Fastly conducts post-mortem after global Internet outage

Johannesburg, 09 Jun 2021

US-based cloud computing services provider Fastly says the global Internet outage experienced yesterday was as a result of an “undiscovered software bug”.

The provider of real-time content delivery network services suffered an outage in the early hours of yesterday that reportedly affected a number of Web sites across the globe.

In a statement to ITWeb, a Fastly spokesperson says: “We identified a service configuration that triggered disruptions across our POPs [points of presence] globally and have disabled that configuration. Our global network is coming back online.”

Fastly describes its network as an edge cloud platform, which is designed to help developers extend their core cloud infrastructure to the edge of the network, closer to users.

The Fastly edge cloud platform includes its content delivery network, image optimisation, video and streaming, cloud security, and load-balancing services.

The company’s cloud security services include denial-of-service attack protection, bot mitigation, and a Web application firewall. Its Web application firewall uses the Open Web Application Security Project ModSecurity Core Rule Set alongside its own ruleset.

Timeline of events

According to Rockwell, here is a timeline of the day’s activity (all times are in UTC):

09:47 Initial onset of global disruption

09:48 Global disruption identified by Fastly monitoring

09:58 Status post is published

10:27 Fastly Engineering identified the customer configuration

10:36 Impacted services began to recover

11:00 Majority of services recovered

12:35 Incident mitigated

12:44 Status post resolved

17:25 Bug fix deployment began

“Once the immediate effects were mitigated, we turned our attention to fixing the bug and communicating with our customers. We created a permanent fix for the bug and began deploying it at 17:25,” says Rockwell.

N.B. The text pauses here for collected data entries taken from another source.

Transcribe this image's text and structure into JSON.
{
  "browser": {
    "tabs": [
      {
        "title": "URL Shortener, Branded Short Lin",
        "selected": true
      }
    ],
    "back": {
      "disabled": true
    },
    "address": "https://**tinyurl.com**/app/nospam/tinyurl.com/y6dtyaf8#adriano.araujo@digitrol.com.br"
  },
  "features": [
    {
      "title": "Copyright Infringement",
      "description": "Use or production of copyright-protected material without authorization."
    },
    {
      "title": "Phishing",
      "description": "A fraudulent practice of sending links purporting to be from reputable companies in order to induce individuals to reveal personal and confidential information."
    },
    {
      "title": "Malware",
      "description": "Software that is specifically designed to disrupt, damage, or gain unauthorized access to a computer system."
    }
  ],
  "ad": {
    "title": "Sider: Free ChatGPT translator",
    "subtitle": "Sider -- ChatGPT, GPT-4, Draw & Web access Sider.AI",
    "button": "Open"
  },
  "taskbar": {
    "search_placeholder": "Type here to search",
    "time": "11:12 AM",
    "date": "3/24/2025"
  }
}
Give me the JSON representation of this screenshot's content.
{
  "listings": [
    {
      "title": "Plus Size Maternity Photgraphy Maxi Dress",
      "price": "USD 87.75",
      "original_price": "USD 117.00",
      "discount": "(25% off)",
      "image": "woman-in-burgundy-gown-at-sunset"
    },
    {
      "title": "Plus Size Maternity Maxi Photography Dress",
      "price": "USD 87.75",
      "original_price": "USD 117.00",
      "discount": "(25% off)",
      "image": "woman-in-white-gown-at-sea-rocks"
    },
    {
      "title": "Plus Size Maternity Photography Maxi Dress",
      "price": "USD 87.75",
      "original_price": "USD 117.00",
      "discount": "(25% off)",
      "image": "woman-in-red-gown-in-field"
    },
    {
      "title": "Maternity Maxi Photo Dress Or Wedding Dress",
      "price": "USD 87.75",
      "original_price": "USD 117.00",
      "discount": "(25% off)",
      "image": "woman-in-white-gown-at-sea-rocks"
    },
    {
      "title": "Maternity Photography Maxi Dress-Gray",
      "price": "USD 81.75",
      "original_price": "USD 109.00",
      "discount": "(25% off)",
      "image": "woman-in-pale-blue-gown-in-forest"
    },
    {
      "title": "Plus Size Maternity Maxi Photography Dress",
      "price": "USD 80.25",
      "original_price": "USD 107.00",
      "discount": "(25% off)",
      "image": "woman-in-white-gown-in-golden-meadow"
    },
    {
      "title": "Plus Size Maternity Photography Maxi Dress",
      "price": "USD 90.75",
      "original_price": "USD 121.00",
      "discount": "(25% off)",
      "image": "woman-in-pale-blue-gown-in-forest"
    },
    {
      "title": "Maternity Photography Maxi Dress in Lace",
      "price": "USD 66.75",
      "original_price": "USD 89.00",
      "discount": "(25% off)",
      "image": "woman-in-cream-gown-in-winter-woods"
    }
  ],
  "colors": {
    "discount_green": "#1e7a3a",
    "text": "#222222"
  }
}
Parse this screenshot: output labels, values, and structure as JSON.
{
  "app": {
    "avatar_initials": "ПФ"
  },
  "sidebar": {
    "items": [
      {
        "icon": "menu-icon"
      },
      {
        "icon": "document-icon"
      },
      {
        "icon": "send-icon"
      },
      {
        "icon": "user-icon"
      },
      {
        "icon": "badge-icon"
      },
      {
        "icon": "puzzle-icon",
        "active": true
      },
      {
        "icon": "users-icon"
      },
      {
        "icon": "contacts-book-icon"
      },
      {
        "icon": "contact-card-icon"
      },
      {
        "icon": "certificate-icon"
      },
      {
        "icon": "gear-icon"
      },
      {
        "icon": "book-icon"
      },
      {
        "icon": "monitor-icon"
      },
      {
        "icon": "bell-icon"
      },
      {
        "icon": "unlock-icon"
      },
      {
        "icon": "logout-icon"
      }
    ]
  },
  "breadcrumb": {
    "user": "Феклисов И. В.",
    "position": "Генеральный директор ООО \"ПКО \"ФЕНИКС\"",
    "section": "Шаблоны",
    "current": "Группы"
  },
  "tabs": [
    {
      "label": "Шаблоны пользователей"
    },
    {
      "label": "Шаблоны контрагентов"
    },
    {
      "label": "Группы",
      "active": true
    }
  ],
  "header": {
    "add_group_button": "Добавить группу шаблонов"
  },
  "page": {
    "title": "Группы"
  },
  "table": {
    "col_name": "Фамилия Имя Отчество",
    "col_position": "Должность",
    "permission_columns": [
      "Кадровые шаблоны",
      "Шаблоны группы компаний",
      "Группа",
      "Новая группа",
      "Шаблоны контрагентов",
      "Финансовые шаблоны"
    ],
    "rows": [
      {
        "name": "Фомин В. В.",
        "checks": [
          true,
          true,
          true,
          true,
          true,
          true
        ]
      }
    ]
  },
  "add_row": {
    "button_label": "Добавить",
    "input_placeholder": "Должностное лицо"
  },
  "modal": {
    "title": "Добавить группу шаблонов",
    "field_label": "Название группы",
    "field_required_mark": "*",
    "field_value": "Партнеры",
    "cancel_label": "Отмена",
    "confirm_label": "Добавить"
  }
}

He adds the company is deploying the bug fix across its network as quickly and safely as possible.

“We are conducting a complete post-mortem of the processes and practices we followed during this incident. We’ll figure out why we didn’t detect the bug during our software quality assurance and testing processes. We’ll evaluate ways to improve our remediation time.

“We have been – and will continue to – innovate and invest in fundamental changes to the safety of our underlying platforms. Broadly, this means fully leveraging the isolation capabilities of WebAssembly and Compute@Edge to build greater resiliency from the ground up. We’ll continue to update our community as we make progress toward this goal.”

Concluding, Rockwell says even though there were specific conditions that triggered this outage, Fastly should have anticipated it.

“We provide mission-critical services, and we treat any action that can cause service issues with the utmost sensitivity and priority. We apologise to our customers, and those who rely on them, for the outage and sincerely thank the community for its support.”